1. What is your high-risk and high-value data?
Data classification is labor intensive, but you have to do it. It just makes sense: The most valuable or sensitive data requires the highest levels of security. Line-of-business teams have to collaborate with legal and security personnel to get this right. A well-defined classification system should be paired with determination of data stewardship. If everybody owns the data, nobody is really accountable for its care and appropriate use, and it will be more difficult to apply information lifecycle policies.
2. What is your policy for data retention and deletion?
Every company needs clear directions on which data is kept, and for how long. Like any good policy, it needs to be clear - so everyone can follow it. And it needs to be enforced – so they will.
More data means more opportunity, but it can also mean more risk. The first step to reducing that risk is to get rid of what you don’t need. This is a classic tenet of information lifecycle management. If data doesn’t have a purpose, it’s a liability. One idea for reducing that liability in regards to privacy is to apply de-identification techniques before storing data. That way you can still look for trends, but the data can’t be linked to any individual. De-identification might not be appropriate for any given business need, but it can be a useful approach to have in your toolbox.
3. How do you track who accesses which data?
How you are going to track the data, and who has access to the data, is a foundational element of security. As your analytics programs become more successful, you are likely to be exposed to more sensitive data, so tools and storage mechanisms should have that tracking capability built in from the beginning. After all, if you don’t have the right tracking tools in place at the outset, it’s hard to add them after the fact.
4. Are users creating copies of your corporate data?
Of course they are. Data tends to be copied. A department might want a local copy of a database for faster analysis. A single user might decide to put some data in an Excel spreadsheet, and so on.
So the next question to ask yourself is this: what is the governance model for this process, and how are policies for control passed through to the new copy and the maintainer of this resource? Articulating a clear answer for your company will help prevent sensitive data from leaking out by gradually passing into less secure repositories.

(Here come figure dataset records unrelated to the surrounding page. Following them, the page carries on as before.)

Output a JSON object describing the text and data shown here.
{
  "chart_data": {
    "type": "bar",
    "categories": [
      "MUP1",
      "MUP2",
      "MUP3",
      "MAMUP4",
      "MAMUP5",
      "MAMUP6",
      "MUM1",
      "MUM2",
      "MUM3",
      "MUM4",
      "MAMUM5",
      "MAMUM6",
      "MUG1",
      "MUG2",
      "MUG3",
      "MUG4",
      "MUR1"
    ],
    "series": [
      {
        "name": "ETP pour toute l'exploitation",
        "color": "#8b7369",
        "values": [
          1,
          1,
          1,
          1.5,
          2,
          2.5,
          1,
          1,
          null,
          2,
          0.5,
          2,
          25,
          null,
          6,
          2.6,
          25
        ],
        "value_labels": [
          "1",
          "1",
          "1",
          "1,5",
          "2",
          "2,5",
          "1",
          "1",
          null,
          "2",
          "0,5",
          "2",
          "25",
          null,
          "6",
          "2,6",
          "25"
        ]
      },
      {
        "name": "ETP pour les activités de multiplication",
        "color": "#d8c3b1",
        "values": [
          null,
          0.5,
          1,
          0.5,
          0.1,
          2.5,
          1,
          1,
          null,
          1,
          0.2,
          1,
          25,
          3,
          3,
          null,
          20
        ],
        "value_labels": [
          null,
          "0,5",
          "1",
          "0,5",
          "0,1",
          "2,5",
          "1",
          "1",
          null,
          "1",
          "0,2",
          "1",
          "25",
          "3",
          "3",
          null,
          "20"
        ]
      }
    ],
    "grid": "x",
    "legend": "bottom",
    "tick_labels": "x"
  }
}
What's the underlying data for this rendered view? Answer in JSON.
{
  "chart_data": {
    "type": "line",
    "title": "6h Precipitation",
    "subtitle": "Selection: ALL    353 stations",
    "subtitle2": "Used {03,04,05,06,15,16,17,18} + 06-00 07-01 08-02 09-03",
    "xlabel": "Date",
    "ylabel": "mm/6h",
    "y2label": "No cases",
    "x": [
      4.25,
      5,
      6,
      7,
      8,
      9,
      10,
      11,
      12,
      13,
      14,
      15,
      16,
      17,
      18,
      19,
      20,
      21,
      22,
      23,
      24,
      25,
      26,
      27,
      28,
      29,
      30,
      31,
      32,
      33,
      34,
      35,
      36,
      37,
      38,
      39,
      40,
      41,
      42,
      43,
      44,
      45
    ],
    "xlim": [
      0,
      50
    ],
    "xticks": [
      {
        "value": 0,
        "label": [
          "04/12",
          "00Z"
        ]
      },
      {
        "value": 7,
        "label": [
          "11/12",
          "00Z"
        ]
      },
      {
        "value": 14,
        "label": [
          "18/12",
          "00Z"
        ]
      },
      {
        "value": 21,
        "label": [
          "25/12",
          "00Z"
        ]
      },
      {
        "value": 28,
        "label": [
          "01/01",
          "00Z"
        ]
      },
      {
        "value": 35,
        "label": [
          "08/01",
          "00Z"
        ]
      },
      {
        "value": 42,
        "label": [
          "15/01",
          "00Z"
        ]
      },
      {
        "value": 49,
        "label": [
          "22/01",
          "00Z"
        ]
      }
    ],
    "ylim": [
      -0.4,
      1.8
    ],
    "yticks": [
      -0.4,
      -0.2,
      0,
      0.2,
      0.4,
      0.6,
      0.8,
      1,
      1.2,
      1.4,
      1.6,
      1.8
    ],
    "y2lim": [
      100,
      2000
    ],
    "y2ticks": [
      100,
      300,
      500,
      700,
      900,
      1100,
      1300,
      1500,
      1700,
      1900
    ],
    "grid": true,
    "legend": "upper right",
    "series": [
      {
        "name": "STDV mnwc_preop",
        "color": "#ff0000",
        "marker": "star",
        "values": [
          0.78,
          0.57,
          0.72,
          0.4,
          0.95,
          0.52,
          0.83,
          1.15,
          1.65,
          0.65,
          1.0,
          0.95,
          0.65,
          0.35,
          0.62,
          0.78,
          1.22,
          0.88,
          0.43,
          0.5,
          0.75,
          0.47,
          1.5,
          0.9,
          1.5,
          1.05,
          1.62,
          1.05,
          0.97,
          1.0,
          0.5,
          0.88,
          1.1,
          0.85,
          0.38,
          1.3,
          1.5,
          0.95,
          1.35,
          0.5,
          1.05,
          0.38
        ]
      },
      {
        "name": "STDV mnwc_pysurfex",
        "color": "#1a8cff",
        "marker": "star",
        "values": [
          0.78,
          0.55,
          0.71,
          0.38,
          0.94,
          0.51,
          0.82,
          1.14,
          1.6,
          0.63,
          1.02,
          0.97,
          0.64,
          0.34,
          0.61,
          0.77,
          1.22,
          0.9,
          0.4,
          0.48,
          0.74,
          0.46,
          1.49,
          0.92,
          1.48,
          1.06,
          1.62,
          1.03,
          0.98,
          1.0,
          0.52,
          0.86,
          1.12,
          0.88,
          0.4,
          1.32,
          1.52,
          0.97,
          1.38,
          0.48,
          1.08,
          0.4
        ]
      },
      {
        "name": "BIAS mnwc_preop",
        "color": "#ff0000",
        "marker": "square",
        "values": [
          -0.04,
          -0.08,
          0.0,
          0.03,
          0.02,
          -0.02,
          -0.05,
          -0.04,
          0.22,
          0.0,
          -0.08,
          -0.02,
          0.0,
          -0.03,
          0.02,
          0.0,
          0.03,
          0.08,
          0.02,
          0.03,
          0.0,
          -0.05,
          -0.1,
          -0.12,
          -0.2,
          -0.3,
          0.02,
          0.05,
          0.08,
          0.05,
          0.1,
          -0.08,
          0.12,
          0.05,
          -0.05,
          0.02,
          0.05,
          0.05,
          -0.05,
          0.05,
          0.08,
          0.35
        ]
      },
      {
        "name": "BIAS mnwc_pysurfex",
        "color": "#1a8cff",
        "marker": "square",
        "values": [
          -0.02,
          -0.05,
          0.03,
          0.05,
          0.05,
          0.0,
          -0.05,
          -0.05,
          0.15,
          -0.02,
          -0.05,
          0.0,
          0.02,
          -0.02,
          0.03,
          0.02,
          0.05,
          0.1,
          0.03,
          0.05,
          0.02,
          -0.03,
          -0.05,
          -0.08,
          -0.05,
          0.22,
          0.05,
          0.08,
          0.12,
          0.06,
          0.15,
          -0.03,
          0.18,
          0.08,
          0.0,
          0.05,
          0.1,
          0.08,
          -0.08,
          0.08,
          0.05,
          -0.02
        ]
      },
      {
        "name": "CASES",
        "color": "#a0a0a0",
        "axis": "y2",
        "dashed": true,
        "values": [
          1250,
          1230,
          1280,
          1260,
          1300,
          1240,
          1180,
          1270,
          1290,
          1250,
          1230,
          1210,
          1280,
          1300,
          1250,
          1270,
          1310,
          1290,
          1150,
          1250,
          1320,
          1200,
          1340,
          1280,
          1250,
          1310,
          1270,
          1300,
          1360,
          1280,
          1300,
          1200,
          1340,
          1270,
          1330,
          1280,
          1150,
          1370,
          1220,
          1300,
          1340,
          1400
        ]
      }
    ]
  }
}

5. What types of encryption and data integrity mechanisms are required?
Beyond technical issues of cryptographic strength, hashing and salting and so on, here are sometimes-overlooked questions to address:
· Is your encryption setup truly end-to-end, or is there a window of vulnerability between data capture and encryption, or at the point when data is decrypted for analysis? A number of famous data breaches have occurred when hackers grabbed data at the point of capture.
· Does your encryption method work seamlessly across all databases in your environment?
· Do you store and manage your encryption keys securely, and who has access to those keys?
Encryption protects data from theft, but doesn’t guarantee its integrity. Separate data integrity mechanisms are required for some use cases, and become increasingly important as data volumes grow and more data sources are incorporated. For example, to mitigate the risk of data poisoning or pollution, a company can implement automatic checks flagging incoming data that doesn’t match the expected volume, file size or pattern.
6. If your algorithms or data analysis methods are proprietary, how do you protect them?
Protecting proprietary discoveries? That’s old hat. What’s easier to miss is the way you arrive at those discoveries. In a competitive industry, a killer algorithm can be a valuable piece of intellectual property.
The data and systems get most of the glory, but analysis methods may deserve just as much protection, with both technical and legal safeguards. Have you vetted and published a plan for securely handling this type of information?
7. How do you validate the security posture of all physical and virtual nodes in your analysis computing cluster?
Big-data analysis often relies on the power of distributed computing. A rogue or infected node can cause your cluster to spring a data leak. Hardware-based controls deserve consideration.
8. Are you working with data generated by Internet of Things sensors?
The key with IoT is to ensure that data is consistently secured from the edge to the data center, with a particular eye on privacy-related data. IoT sensors may present their own security challenges. Are all gateways or other edge devices adequately protected? Industrial devices can be difficult to patch or have a less mature vulnerability management process.
9. What role does the cloud play in your analytics program?
You’ll want to review the contractual obligations and internal policies of those hosting your data or processing. It’s important to know which physical locations they will use, and whether all those facilities have consistent physical (not just logical) security controls. And of course, the geographic locations may impact your regulatory compliance programs.
10. Which individuals in your IT organization are developing security skills and knowledge specific to your big-data tool set?
Over time, your project list, data sets, and toolbox are likely to grow. The more in-house knowledge you develop, the better your own security questions will be.